An impediment to using Large Language Models (LLMs) for reasoning output verification is that LLMs struggle to reliably identify errors in thinking traces, particularly in long outputs, domains requiring expert knowledge, and problems without verifiable rewards. We propose a data-driven approach to automatically construct highly granular reasoning error taxonomies to enhance LLM-driven error detection on unseen reasoning traces. Our findings indicate that classification approaches that leverage these error taxonomies, or "rubrics", demonstrate strong error identification compared to baseline methods in technical domains like coding, math, and chemical engineering. These rubrics can be used to build stronger LLM-as-judge reward functions for reasoning model training via reinforcement learning. Experimental results show that these rewards have the potential to improve models' task accuracy on difficult domains over models trained by general LLMs-as-judges by +45%, and approach performance of models trained by verifiable rewards while using as little as 20% as many gold labels. Through our approach, we extend the usage of reward rubrics from assessing qualitative model behavior to assessing quantitative model correctness on tasks typically learned via RLVR rewards. This extension opens the door for teaching models to solve complex technical problems without a full dataset of gold labels, which are often highly costly to procure.

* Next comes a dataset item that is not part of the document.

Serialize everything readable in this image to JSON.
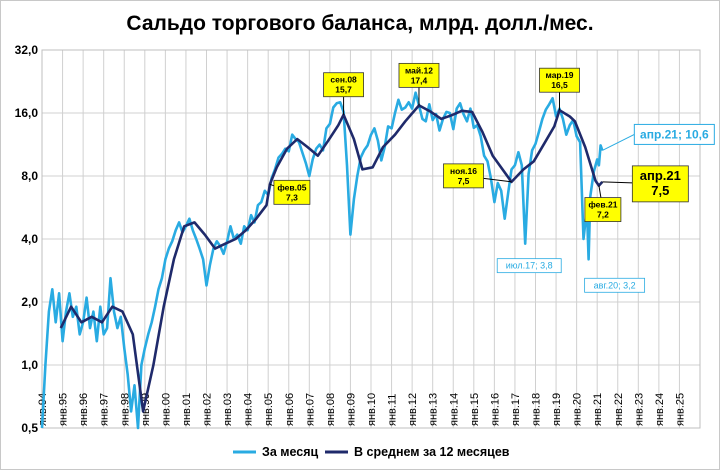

翻译：使用大型语言模型（LLM）进行推理输出验证的一个障碍在于，LLM难以可靠地识别思维轨迹中的错误，尤其是在长输出、需要专家知识的领域以及缺乏可验证奖励的问题中。我们提出了一种数据驱动的方法，用于自动构建高度细粒度的推理错误分类体系，以增强LLM对未见推理轨迹的错误检测能力。研究结果表明，在编程、数学和化学工程等技术领域中，利用这些错误分类体系（或称“评分标准”）的分类方法，相较于基线方法展现出更强的错误识别能力。这些评分标准可用于构建更强大的“LLM即评委”奖励函数，以通过强化学习训练推理模型。实验结果显示，与由通用LLM即评委训练的模型相比，这些奖励函数在困难领域任务上的模型准确率可提升+45%，并且在使用仅20%的黄金标签数据时，其性能接近由可验证奖励训练的模型。通过我们的方法，我们将奖励评分标准的应用从评估定性模型行为扩展到评估通常通过RLVR奖励学习的任务中的定量模型正确性。这一扩展为在无需完整黄金标签数据集（其获取成本通常极高）的情况下，训练模型解决复杂技术问题开辟了新途径。